The details regarding how to perform each subtask associated with sterile compounding and why it is necessary are crucial and should be established and taught to all who are involved in sterile compounding, including pharmacy students. To date, USP <797> offers best practices associated with ensuring the quality of compounded preparations. However, these standards do not address processes for selecting and preparing the correct drug. We plan to update the ISMP sterile compounding guidelines to include additional details to better describe what needs to be done every time, why it is necessary, the best practices to achieve it, and how to teach it to those involved in sterile compounding. Our goal is to assist healthcare providers in: assessing their current sterile compounding processes; understanding the value of technology-assisted workflow; assessing pharmacy staffing requirements; establishing and implementing standard operating procedures and key technologies based on best practices; transferring knowledge to involved staff; evaluating staff knowledge, skills, and abilities; and monitoring ongoing performance.

To that end, ISMP is planning several initiatives in 2015 in which we hope newsletter readers will participate. Our first priority is to describe the sterile product checking process in detail, so we are asking newsletter readers to send us any checklists (or other materials) you use to guide the steps in this process. Please send the information via email to [email protected] or by fax to 215-914-1492. We also plan to conduct several surveys on this topic and ask newsletter readers to participate to the fullest extent possible. Look for the first survey later this quarter. We look forward to working closely with interested healthcare professionals during 2015 on this important endeavor.
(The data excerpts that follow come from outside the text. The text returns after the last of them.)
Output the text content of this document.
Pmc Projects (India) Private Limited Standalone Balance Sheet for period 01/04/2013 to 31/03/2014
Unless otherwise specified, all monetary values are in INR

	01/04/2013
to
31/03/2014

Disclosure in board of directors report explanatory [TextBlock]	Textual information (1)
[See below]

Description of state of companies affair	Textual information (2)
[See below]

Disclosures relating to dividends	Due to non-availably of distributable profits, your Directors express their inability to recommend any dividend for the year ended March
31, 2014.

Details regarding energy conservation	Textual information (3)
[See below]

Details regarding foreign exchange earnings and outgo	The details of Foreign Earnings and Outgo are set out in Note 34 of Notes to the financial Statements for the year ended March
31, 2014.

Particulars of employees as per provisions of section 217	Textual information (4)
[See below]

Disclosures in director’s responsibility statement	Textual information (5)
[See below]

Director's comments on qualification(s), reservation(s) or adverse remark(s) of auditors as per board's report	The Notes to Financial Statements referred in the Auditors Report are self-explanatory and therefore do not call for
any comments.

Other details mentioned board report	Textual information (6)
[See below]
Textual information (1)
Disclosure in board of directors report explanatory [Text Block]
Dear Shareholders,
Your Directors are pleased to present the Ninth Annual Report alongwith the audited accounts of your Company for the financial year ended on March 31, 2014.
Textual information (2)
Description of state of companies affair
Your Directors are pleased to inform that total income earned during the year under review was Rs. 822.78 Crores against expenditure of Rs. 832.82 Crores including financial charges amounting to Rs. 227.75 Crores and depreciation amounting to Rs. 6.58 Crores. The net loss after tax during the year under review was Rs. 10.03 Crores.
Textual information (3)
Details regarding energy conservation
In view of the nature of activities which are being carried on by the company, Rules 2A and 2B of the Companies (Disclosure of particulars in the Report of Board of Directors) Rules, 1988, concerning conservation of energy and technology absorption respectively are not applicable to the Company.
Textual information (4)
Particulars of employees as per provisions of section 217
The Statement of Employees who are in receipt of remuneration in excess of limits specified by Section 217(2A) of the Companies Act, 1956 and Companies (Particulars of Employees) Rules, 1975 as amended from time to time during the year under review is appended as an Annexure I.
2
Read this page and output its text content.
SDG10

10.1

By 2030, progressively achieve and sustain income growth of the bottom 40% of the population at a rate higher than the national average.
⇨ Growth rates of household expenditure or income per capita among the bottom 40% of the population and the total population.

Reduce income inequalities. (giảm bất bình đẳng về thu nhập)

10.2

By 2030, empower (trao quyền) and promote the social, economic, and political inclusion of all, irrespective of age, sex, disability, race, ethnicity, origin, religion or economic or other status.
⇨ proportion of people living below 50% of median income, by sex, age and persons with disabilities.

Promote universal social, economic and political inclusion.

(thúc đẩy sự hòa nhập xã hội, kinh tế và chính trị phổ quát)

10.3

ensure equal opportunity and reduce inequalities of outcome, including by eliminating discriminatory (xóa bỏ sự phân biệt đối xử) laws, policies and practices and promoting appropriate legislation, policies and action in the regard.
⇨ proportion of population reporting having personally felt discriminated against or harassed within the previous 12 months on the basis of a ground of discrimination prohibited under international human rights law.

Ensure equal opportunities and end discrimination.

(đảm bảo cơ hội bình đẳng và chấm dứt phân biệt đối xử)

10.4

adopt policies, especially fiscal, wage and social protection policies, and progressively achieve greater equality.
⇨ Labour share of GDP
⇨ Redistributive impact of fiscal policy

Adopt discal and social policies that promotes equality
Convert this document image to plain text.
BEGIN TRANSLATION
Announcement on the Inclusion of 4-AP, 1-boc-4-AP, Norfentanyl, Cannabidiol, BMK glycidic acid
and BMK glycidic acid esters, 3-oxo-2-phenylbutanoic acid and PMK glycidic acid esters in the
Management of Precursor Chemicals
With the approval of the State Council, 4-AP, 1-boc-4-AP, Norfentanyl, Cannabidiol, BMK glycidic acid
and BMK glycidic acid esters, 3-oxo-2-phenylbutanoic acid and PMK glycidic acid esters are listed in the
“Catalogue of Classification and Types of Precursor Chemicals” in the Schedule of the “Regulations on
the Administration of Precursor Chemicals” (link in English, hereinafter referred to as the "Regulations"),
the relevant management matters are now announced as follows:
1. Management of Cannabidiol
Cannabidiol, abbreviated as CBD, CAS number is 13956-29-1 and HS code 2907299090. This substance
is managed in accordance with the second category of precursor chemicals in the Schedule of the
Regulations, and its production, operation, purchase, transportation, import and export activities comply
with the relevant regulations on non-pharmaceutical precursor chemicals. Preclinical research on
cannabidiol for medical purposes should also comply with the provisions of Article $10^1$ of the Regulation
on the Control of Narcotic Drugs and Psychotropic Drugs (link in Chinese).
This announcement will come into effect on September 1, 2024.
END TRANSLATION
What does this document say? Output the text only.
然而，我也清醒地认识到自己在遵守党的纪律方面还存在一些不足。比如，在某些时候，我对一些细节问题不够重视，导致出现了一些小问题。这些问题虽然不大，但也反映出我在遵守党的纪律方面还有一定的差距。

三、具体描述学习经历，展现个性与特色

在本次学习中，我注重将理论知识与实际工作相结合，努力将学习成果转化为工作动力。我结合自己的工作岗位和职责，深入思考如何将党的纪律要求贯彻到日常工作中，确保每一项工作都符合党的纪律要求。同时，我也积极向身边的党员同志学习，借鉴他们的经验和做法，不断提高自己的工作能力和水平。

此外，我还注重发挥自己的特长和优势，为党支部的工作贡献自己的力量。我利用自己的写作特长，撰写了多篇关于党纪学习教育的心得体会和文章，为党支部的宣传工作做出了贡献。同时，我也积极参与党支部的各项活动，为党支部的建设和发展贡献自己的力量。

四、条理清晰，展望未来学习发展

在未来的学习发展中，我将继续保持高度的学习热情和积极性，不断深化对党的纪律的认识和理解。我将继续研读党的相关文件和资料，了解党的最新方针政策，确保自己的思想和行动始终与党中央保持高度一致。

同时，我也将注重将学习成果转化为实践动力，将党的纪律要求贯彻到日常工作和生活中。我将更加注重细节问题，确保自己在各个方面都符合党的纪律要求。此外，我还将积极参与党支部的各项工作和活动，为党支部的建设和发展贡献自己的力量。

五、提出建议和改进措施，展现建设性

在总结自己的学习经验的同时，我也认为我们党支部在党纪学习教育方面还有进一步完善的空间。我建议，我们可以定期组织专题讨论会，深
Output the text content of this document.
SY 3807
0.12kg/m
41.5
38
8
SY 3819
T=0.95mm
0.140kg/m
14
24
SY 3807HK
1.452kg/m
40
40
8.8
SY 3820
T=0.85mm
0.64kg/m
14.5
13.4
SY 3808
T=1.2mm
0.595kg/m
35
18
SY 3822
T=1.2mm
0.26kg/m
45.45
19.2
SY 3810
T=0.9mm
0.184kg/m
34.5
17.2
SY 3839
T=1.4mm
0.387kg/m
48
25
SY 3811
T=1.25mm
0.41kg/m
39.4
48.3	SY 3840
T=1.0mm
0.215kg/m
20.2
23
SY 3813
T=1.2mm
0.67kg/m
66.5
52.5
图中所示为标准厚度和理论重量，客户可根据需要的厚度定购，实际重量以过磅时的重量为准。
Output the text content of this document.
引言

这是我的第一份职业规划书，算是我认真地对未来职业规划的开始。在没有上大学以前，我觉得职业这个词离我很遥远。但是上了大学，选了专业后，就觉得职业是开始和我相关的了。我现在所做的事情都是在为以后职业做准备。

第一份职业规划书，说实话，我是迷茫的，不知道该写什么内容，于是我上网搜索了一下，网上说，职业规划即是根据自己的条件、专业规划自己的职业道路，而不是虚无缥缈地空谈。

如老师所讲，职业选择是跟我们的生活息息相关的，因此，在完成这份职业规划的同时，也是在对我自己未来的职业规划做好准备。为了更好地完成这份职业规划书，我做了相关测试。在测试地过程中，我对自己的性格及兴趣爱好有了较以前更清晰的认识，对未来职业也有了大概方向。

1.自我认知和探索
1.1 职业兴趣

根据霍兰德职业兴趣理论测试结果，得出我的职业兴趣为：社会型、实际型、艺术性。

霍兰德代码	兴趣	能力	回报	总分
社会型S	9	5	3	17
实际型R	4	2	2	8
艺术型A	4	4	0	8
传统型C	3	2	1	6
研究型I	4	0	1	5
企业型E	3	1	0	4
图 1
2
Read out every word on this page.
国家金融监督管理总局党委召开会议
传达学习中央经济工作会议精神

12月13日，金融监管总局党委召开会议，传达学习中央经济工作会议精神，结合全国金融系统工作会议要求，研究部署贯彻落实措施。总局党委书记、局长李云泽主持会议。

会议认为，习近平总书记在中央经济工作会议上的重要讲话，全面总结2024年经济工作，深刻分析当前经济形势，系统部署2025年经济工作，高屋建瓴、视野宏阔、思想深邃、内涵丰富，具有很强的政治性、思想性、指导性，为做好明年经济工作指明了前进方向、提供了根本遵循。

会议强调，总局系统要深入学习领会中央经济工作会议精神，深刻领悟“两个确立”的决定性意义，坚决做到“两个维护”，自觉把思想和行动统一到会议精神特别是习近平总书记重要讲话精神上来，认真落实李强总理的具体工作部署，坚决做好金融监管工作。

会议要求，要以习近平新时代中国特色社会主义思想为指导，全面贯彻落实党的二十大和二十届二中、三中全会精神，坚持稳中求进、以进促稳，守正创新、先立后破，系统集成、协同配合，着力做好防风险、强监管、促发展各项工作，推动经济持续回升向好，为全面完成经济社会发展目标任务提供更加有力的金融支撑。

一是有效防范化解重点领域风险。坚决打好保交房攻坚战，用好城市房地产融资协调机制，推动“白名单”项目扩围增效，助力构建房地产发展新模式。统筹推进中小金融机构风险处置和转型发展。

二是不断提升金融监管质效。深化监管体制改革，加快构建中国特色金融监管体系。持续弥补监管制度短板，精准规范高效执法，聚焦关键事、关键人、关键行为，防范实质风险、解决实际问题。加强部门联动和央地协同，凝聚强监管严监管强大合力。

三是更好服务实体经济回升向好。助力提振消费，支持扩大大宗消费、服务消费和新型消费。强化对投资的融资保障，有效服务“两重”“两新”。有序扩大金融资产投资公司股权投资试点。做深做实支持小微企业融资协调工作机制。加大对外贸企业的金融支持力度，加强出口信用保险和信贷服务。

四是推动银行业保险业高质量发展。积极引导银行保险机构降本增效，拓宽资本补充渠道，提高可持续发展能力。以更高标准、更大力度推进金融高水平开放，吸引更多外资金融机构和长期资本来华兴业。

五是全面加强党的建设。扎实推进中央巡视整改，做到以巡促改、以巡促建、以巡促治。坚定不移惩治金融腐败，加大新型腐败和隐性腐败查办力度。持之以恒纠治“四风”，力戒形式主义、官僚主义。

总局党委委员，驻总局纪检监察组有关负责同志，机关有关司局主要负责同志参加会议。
ISMP thanks Eric Kastango for sharing his observations and contributing to this article.


  1. Pew Charitable Trusts. U.S. illnesses and deaths associated with compounded medications (2001-present). April 15, 2013.
  2. Neuenschwander M, Fahmi J. In the clean room. A review of technology-assisted sterile compounding systems in the US. Bellevue, WA: The Neuenschwander Company. 2014.
  3. ISMP. Syringe pull-back method of verifying IV admixtures unreliable. ISMP Medication Safety Alert! 2013;18(14):3.